Он возвращался однажды домой, усталый и сонный, поздно ночью и, проходя по одной из маленьких улиц возле place de l’Opéra, остановился перед баром, над которым электрическая вывеска сияла красным светом. Изнутри доносилась смутная музыка. Он толкнул стеклянную дверь и вошел. В баре было почти пусто. Он сел на высокий табурет перед стойкой, против кассира, поздоровался с ним – он знал в этом баре всех служащих, – заказал себе виноградного сока и увидел справа от кассы какой-то небольшой предмет, завернутый в помятую папиросную бумагу.
Я узнал эти подробности от самого Прюнье, с которым познакомился несколько позже и которого пригласил позавтракать в ресторан. Он очень картинно рассказал мне все, что происходило, детали каждого допроса и последовательность фактов, которая довела его до их логического завершения. Выпив лишнее, он стал совершенно откровенен и признался мне, что недоволен своей судьбой и своей профессией, что он вынужден этим заниматься только из-за недостатка средств и что больше всего на свете его интересует зоология. Когда он начал об этом говорить, он необыкновенно оживился, и остановить его было невозможно. Я подумал, что если бы вопрос о классификации млекопитающих возник в начале нашего разговора, я бы вряд ли успел узнать что бы то ни было о вещах, которые мне лично казались в данном случае более важными, но которым он не был склонен придавать значение. Он буквально впал в лирический экстаз, когда заговорил об австралийской фауне, в которой обнаружил удивительные познания: он описывал мне поведение ехидны, нрав утконоса, свирепость динго и трагическую красоту – как он выразился – черного лебедя. Он имел точное представление о размерах маньчжурского тигра, об окраске оцелота, о необыкновенной быстроте бега, характерной для гиеновой собаки, – и его мало, по-видимому, смущало то, что я был в этой области явно недостойным его собеседником. Впоследствии я часто встречался с ним, он был милым человеком и носил в себе начало своеобразной зоологической поэзии, в которой, как я ему сказал, было нечто стихийно-пантеистическое. К счастью, тогда, в баре, он был далек от зоологии. Он посмотрел на сверток и спросил:
– Что это такое?
– Это забыл один из клиентов, – сказал кассир, – он только что вышел, и я даже не успел посмотреть, в чем дело. Что-то тяжелое, во всяком случае.
– Покажите, – сказал Прюнье.
Кассир протянул ему полубесформенный предмет, очертания которого были скрыты несколькими слоями бумаги. Прюнье развернул ее измятые листы, и глаза его широко раскрылись: тускло поблескивая в электрическом свете, на него смотрело восторженное золотое лицо Будды.

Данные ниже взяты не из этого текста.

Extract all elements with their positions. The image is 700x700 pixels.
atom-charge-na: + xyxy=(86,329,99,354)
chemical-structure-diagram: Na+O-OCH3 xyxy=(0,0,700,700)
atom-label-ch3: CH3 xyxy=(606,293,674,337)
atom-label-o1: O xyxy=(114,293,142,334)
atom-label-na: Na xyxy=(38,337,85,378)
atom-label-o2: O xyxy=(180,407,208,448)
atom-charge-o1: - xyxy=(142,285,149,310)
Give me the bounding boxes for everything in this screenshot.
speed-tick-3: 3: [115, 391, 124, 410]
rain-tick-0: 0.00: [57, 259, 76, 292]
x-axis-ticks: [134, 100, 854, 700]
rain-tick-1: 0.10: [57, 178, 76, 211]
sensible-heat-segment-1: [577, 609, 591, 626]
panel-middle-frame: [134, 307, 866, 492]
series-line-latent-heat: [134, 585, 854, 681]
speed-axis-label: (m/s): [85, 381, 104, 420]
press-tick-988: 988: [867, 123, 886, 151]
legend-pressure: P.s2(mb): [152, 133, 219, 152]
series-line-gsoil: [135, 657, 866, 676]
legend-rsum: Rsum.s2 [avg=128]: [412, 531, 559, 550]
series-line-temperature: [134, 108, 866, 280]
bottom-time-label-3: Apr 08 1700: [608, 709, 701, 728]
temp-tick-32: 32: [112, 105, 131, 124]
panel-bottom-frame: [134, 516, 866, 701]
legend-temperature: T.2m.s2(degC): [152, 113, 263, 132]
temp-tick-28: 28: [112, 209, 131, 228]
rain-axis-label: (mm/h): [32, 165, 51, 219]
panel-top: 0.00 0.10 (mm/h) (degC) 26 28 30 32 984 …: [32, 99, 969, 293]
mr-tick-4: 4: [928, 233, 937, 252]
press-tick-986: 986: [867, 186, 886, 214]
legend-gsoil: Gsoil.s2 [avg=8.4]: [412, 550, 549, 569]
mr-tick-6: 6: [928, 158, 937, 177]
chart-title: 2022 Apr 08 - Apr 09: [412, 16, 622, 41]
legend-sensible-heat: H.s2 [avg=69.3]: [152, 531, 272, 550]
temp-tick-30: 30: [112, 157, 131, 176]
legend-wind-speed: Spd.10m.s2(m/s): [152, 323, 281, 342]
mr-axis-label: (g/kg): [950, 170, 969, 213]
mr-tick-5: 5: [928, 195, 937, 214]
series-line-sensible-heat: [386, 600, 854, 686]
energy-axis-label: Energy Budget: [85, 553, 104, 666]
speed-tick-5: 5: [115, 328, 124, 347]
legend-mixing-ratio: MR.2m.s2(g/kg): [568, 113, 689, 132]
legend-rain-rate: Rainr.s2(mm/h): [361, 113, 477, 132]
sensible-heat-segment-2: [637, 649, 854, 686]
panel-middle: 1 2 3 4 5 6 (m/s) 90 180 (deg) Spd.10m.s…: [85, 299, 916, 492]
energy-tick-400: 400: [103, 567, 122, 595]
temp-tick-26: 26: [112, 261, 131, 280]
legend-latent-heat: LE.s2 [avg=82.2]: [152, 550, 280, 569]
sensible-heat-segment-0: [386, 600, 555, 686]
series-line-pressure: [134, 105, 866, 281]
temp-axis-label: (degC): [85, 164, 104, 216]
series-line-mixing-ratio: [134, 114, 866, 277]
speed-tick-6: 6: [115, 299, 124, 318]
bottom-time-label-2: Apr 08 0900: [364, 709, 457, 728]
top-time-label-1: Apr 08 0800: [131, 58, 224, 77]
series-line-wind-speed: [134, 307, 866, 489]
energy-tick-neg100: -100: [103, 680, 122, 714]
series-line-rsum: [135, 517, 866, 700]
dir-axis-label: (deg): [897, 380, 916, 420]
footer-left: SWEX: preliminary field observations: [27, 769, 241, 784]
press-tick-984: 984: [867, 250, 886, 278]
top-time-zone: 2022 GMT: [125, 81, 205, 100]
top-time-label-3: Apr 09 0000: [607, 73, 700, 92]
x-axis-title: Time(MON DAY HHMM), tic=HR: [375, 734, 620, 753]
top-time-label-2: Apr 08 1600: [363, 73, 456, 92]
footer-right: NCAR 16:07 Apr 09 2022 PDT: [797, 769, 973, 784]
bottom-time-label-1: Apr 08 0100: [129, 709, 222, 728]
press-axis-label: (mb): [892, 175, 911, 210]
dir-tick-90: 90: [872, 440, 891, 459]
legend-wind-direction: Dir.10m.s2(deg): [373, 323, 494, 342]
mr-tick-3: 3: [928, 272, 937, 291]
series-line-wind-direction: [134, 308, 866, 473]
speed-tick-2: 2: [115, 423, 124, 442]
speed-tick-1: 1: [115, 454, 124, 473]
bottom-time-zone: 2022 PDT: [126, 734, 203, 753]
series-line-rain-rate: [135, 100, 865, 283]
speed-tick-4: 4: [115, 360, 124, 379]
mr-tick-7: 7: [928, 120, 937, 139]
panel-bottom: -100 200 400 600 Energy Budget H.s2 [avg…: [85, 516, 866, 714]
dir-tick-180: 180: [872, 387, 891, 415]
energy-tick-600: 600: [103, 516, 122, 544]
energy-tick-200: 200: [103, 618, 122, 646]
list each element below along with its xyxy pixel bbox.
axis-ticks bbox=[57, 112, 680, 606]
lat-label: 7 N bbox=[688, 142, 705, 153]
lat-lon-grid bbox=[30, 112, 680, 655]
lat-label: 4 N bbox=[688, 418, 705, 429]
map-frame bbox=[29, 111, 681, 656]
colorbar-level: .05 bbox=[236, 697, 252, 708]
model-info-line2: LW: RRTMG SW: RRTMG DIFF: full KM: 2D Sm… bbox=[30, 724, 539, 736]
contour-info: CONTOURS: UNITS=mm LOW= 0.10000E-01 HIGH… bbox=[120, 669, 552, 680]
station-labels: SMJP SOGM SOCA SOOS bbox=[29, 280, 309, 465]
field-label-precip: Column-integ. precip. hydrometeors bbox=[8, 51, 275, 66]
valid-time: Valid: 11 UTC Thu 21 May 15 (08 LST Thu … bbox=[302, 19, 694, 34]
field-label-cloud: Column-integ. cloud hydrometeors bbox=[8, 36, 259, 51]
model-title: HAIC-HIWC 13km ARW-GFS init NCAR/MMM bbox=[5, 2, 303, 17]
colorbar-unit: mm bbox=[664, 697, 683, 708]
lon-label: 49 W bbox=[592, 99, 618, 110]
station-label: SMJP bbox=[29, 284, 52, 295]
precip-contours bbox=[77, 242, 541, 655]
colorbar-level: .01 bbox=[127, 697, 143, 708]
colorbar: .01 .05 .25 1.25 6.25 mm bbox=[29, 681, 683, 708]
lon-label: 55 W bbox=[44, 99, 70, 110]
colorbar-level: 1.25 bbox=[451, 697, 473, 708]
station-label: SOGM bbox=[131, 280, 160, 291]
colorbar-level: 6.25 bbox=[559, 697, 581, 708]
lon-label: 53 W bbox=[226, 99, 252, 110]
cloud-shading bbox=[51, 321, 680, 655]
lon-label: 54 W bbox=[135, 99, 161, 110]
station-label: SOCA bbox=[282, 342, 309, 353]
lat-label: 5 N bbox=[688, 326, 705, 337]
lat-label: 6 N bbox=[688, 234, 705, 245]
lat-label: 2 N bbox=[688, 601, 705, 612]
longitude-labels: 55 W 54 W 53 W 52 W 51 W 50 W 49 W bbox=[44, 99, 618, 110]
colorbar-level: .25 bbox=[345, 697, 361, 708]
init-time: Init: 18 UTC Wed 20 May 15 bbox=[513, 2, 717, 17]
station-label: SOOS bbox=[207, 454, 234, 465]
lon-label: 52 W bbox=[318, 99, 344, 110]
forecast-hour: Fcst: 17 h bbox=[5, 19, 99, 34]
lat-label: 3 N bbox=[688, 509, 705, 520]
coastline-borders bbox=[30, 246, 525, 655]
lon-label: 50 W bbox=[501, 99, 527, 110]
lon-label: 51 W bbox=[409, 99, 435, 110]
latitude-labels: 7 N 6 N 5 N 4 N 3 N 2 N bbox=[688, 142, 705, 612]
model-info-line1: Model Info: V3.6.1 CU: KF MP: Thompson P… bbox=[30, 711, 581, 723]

– Ca, par exemple[18], – сказал он.
Вилкинс был допрошен на следующий день через переводчика; он почти не говорил по-французски. Он сначала вообще не хотел разговаривать с полицией, заявил, что он американский гражданин, что он не совершил никакого преступления, что он обратился к американскому консулу с просьбой защитить его от произвола французских властей. Но когда ему объяснили, в чем дело, он согласился сообщить то немногое, что мог. Он купил эту статуэтку за триста франков у девушки, с которой провел вчерашний вечер. Статуэтка понравилась ему необыкновенной живостью выражения, как он сказал, и поэтому он решил ее приобрести, хотя она, конечно, не стоила таких денег, так как была из меди и в нее было вделано красное стеклышко. Девушка, собственно, не предполагала ее продавать и согласилась на это, только уступая его настояниям. Это была очень приятная блондинка, и звали ее Джорджетт. Прюнье поблагодарил его за показания и спросил в баре, кто именно была женщина, приходившая вчера туда с Вилкинсом.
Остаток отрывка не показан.